Letting Go of Anger and Resentment
/It’s an unfortunate truth in life: we’ve all been hurt before, and we will be hurt in the future. Sometimes the people we expect to hurt us do. Sometimes we are hurt by the people we are closest to. Sometimes it is by accident, and sometimes it feels as if it is intentional.
However it happens and wherever it comes from, the hurt can leave you feeling helpless and vulnerable. You relive conversations and fantasize about what we could have or should have said. Maybe you tell yourself to “get over it,” but your mind frequently drifts to the situation or the person, and the emotions begin to overwhelm you – pain , sadness, hurt, and especially anger and resentment.
Here are some ways to help let go of hurt, anger and resentment:
1. Acknowledge your power
You may not have control over the situation or person, but you do have control over your actions. Make the choice to “let it go” and focus on healing yourself. Replaying and recreating situations in your mind only give you a false sense of control and strength. Embrace real power and dictate how you live, rather than being a victim to someone else. Make a commitment to yourself to stop reliving the past hurt or fantasizing about what you could have or should have said or done.
2. Acknowledge your pain
While obsessing may not be beneficial, honoring your feelings is. Anger and resentment are secondary emotions to sadness and hurt. It’s easier to be angry as it creates a false sense of control (see 1) but we must feel, to heal. This can be done through talking with a trusted confidant – family member, friend… perhaps a therapist. It may also be helpful to express your feelings in a way that feels helpful to you – art, journal, a letter. If you write a letter to the person who hurt you, DO NOT SEND IT. This task is about you expressing yourself to identify what you are letting go of. It is NOT for the person who hurt you. That will likely lead to more hurt and further amplify the conflict.
3. Acknowledge the joy in your life:
When hurt, we tend to focus on the past rather than the present. We miss the blessings around us because we are so focused on the pain and perceived hell we find ourselves in. Rumination will not change anything except keeping you stuck in the pain. Sometimes it’s helpful to have a cue to bring us back to the here-and-now if we find our minds moving backwards. This could be a phrase or word. For example, it could be long - “I create my own reality and joy. I choose happiness in my life” – or short – “choose happiness.”

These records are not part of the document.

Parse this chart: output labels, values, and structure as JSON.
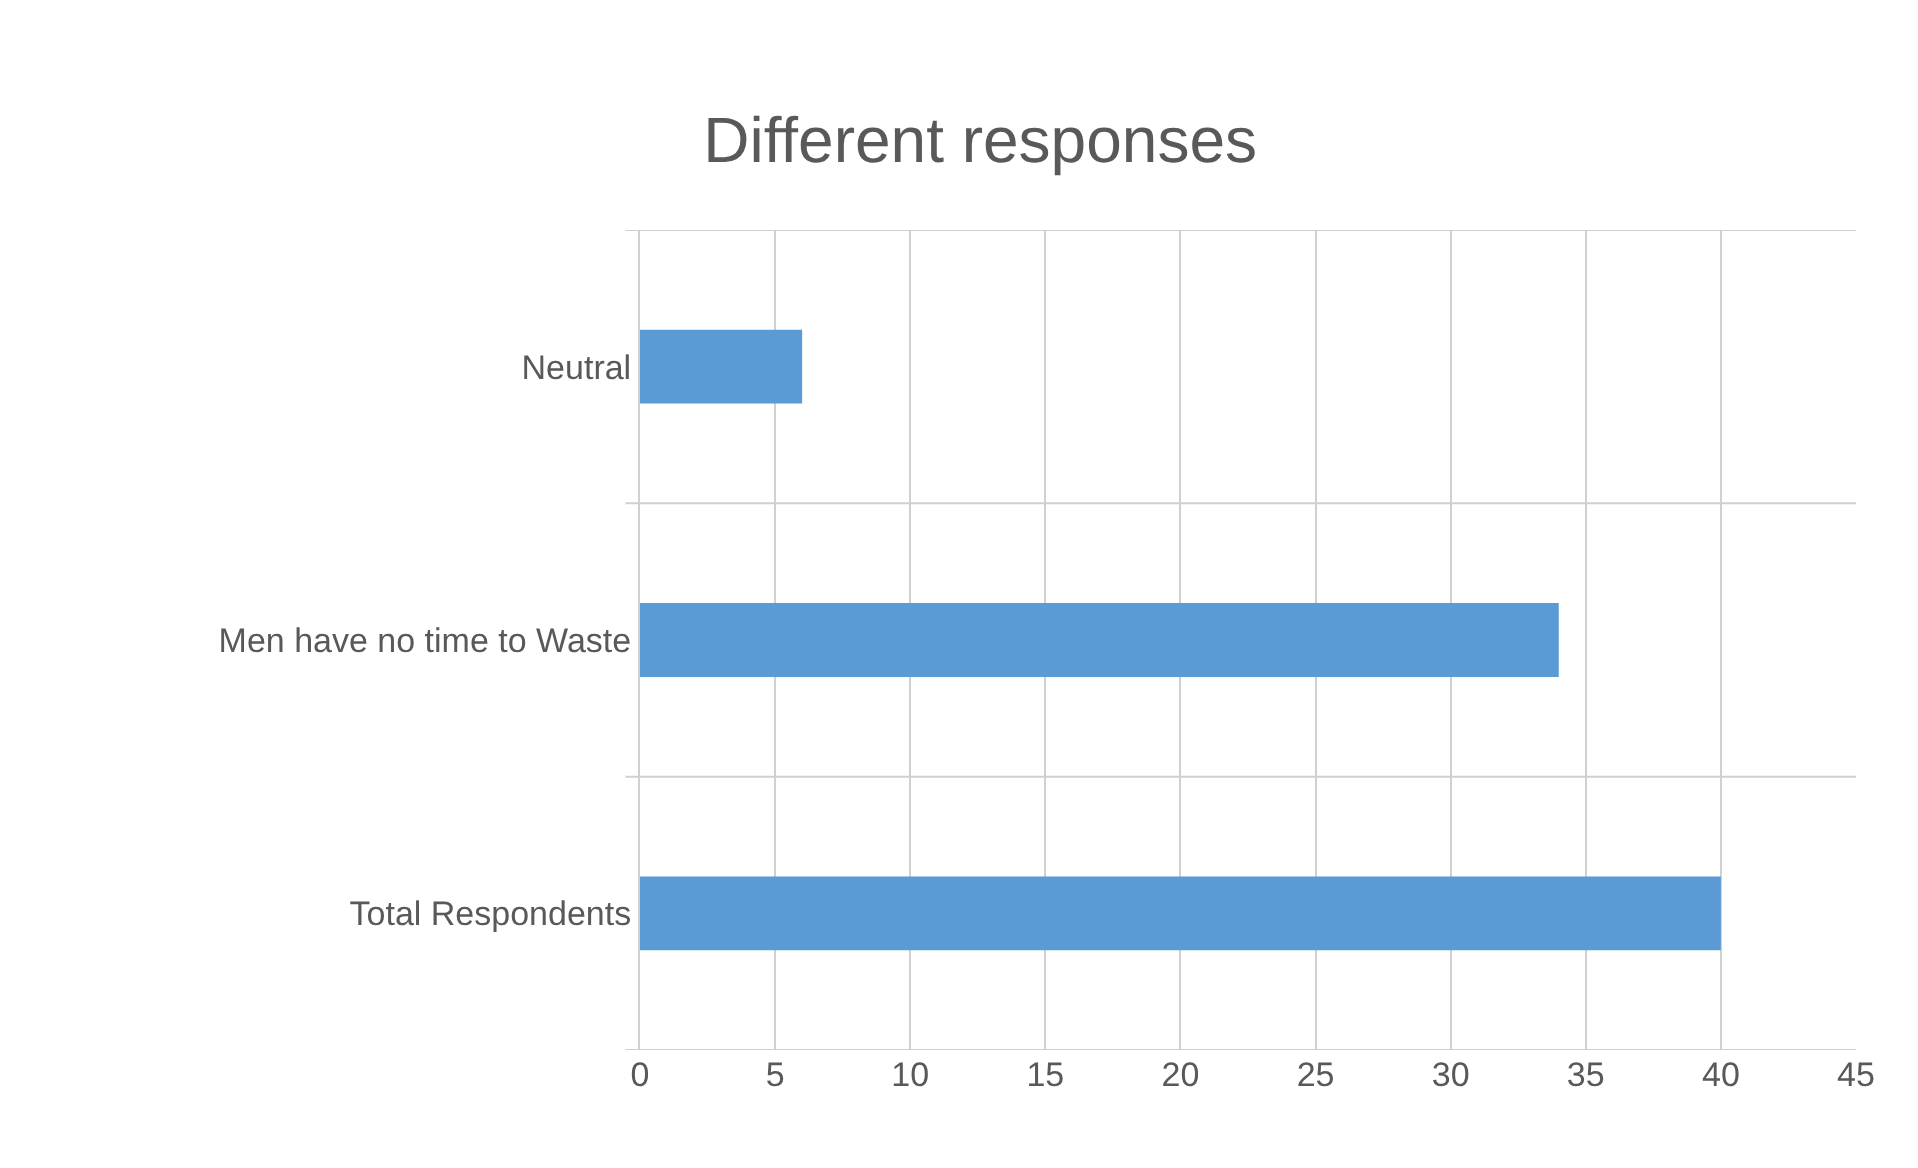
{
  "chart_data": {
    "type": "bar",
    "title": "Different responses",
    "orientation": "horizontal",
    "categories": [
      "Neutral",
      "Men have no time to Waste",
      "Total Respondents"
    ],
    "values": [
      6,
      34,
      40
    ],
    "color": "#5b9bd5",
    "xlim": [
      0,
      45
    ],
    "xticks": [
      0,
      5,
      10,
      15,
      20,
      25,
      30,
      35,
      40,
      45
    ],
    "grid": true
  }
}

4. Acknowledge Forgiveness
Let’s be honest, this can very hard to do. Forgiveness is not for the other person; it is for you. Forgiveness is a decision to let go of the impact of another’s behavior. Forgiveness does not condone or approve of behavior, it is to free yourself of the impact of the wrongdoings. Forgiveness includes accepting the reality of the past and allowing yourself to stop hoping for that past to somehow turn out better.

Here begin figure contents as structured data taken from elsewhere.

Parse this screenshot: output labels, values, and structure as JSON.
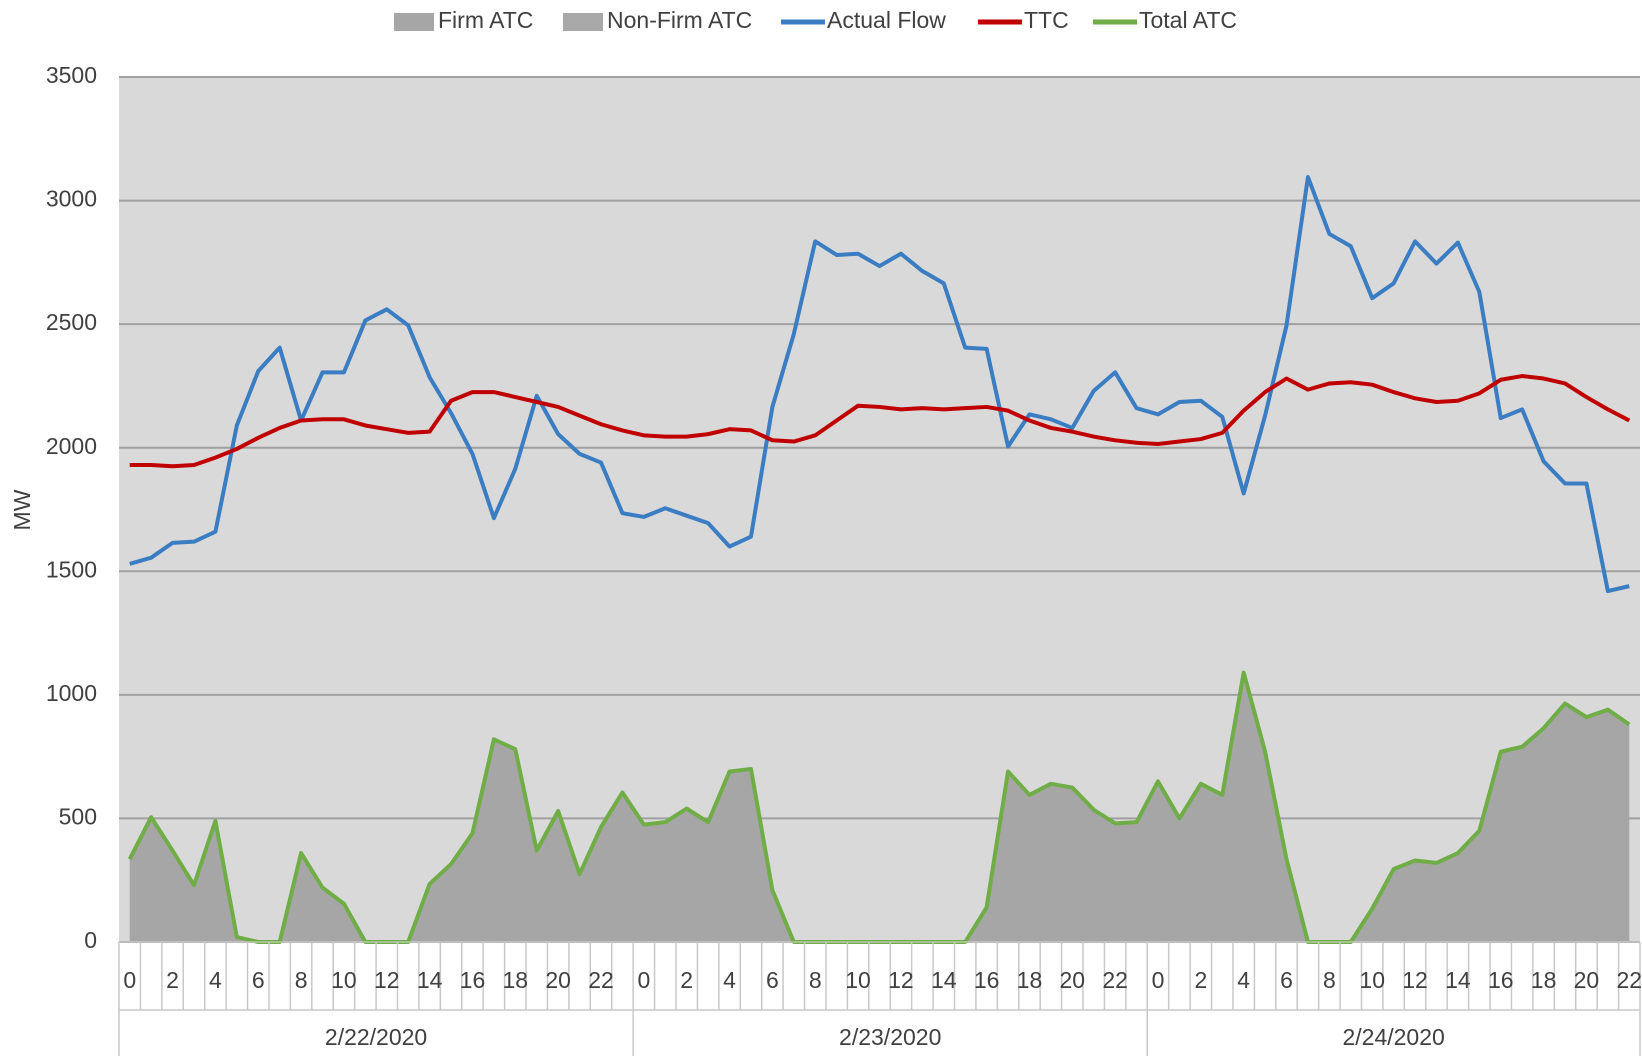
{
  "chart_data": {
    "type": "line",
    "ylabel": "MW",
    "ylim": [
      0,
      3500
    ],
    "yticks": [
      0,
      500,
      1000,
      1500,
      2000,
      2500,
      3000,
      3500
    ],
    "grid": true,
    "legend": "top",
    "categories": [
      0,
      null,
      2,
      null,
      4,
      null,
      6,
      null,
      8,
      null,
      10,
      null,
      12,
      null,
      14,
      null,
      16,
      null,
      18,
      null,
      20,
      null,
      22,
      null,
      0,
      null,
      2,
      null,
      4,
      null,
      6,
      null,
      8,
      null,
      10,
      null,
      12,
      null,
      14,
      null,
      16,
      null,
      18,
      null,
      20,
      null,
      22,
      null,
      0,
      null,
      2,
      null,
      4,
      null,
      6,
      null,
      8,
      null,
      10,
      null,
      12,
      null,
      14,
      null,
      16,
      null,
      18,
      null,
      20,
      null,
      22
    ],
    "groups": [
      "2/22/2020",
      "2/23/2020",
      "2/24/2020"
    ],
    "series": [
      {
        "name": "Firm ATC",
        "kind": "area",
        "color": "#a6a6a6",
        "values": [
          335,
          505,
          370,
          230,
          490,
          20,
          0,
          0,
          360,
          220,
          155,
          0,
          0,
          0,
          235,
          315,
          440,
          820,
          780,
          370,
          530,
          275,
          465,
          605,
          475,
          485,
          540,
          485,
          690,
          700,
          210,
          0,
          0,
          0,
          0,
          0,
          0,
          0,
          0,
          0,
          140,
          690,
          595,
          640,
          625,
          535,
          480,
          485,
          650,
          500,
          640,
          595,
          1090,
          770,
          335,
          0,
          0,
          0,
          135,
          295,
          330,
          320,
          360,
          450,
          770,
          790,
          865,
          965,
          910,
          940,
          880
        ]
      },
      {
        "name": "Non-Firm ATC",
        "kind": "area",
        "color": "#a8a8a8",
        "values": [
          0,
          0,
          0,
          0,
          0,
          0,
          0,
          0,
          0,
          0,
          0,
          0,
          0,
          0,
          0,
          0,
          0,
          0,
          0,
          0,
          0,
          0,
          0,
          0,
          0,
          0,
          0,
          0,
          0,
          0,
          0,
          0,
          0,
          0,
          0,
          0,
          0,
          0,
          0,
          0,
          0,
          0,
          0,
          0,
          0,
          0,
          0,
          0,
          0,
          0,
          0,
          0,
          0,
          0,
          0,
          0,
          0,
          0,
          0,
          0,
          0,
          0,
          0,
          0,
          0,
          0,
          0,
          0,
          0,
          0,
          0
        ]
      },
      {
        "name": "Actual Flow",
        "kind": "line",
        "color": "#3a7dc2",
        "values": [
          1530,
          1555,
          1615,
          1620,
          1660,
          2090,
          2310,
          2405,
          2110,
          2305,
          2305,
          2515,
          2560,
          2495,
          2285,
          2140,
          1975,
          1715,
          1915,
          2210,
          2055,
          1975,
          1940,
          1735,
          1720,
          1755,
          1725,
          1695,
          1600,
          1640,
          2165,
          2460,
          2835,
          2780,
          2785,
          2735,
          2785,
          2715,
          2665,
          2405,
          2400,
          2005,
          2135,
          2115,
          2080,
          2230,
          2305,
          2160,
          2135,
          2185,
          2190,
          2125,
          1815,
          2130,
          2495,
          3095,
          2865,
          2815,
          2605,
          2665,
          2835,
          2745,
          2830,
          2630,
          2120,
          2155,
          1945,
          1855,
          1855,
          1420,
          1440
        ]
      },
      {
        "name": "TTC",
        "kind": "line",
        "color": "#c00000",
        "values": [
          1930,
          1930,
          1925,
          1930,
          1960,
          1995,
          2040,
          2080,
          2110,
          2115,
          2115,
          2090,
          2075,
          2060,
          2065,
          2190,
          2225,
          2225,
          2205,
          2185,
          2165,
          2130,
          2095,
          2070,
          2050,
          2045,
          2045,
          2055,
          2075,
          2070,
          2030,
          2025,
          2050,
          2110,
          2170,
          2165,
          2155,
          2160,
          2155,
          2160,
          2165,
          2150,
          2110,
          2080,
          2065,
          2045,
          2030,
          2020,
          2015,
          2025,
          2035,
          2060,
          2150,
          2225,
          2280,
          2235,
          2260,
          2265,
          2255,
          2225,
          2200,
          2185,
          2190,
          2220,
          2275,
          2290,
          2280,
          2260,
          2205,
          2155,
          2110
        ]
      },
      {
        "name": "Total ATC",
        "kind": "line",
        "color": "#70ad47",
        "values": [
          335,
          505,
          370,
          230,
          490,
          20,
          0,
          0,
          360,
          220,
          155,
          0,
          0,
          0,
          235,
          315,
          440,
          820,
          780,
          370,
          530,
          275,
          465,
          605,
          475,
          485,
          540,
          485,
          690,
          700,
          210,
          0,
          0,
          0,
          0,
          0,
          0,
          0,
          0,
          0,
          140,
          690,
          595,
          640,
          625,
          535,
          480,
          485,
          650,
          500,
          640,
          595,
          1090,
          770,
          335,
          0,
          0,
          0,
          135,
          295,
          330,
          320,
          360,
          450,
          770,
          790,
          865,
          965,
          910,
          940,
          880
        ]
      }
    ]
  }
}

5. Be curious about the impact anger and resentment has on you.
Our anger can sometimes feel like the judge and jury for others’ wrongdoings. If we forgive or don’t stay angry, the fear is “they were right” or “they win.” But to make sure they don’t win, what are you losing? Ask yourself these two questions: What do I gain by holding on to the resentment? and What do I gain by letting go of the resentment?
6. Talk it out
Often, anger and resentment is just the tip of the iceberg to what is really bothering us. Exploring why what happened is so painful can help release you from the pain, both in this situation and in future ones. Therapy can be a great resource in helping you understand your emotional experience.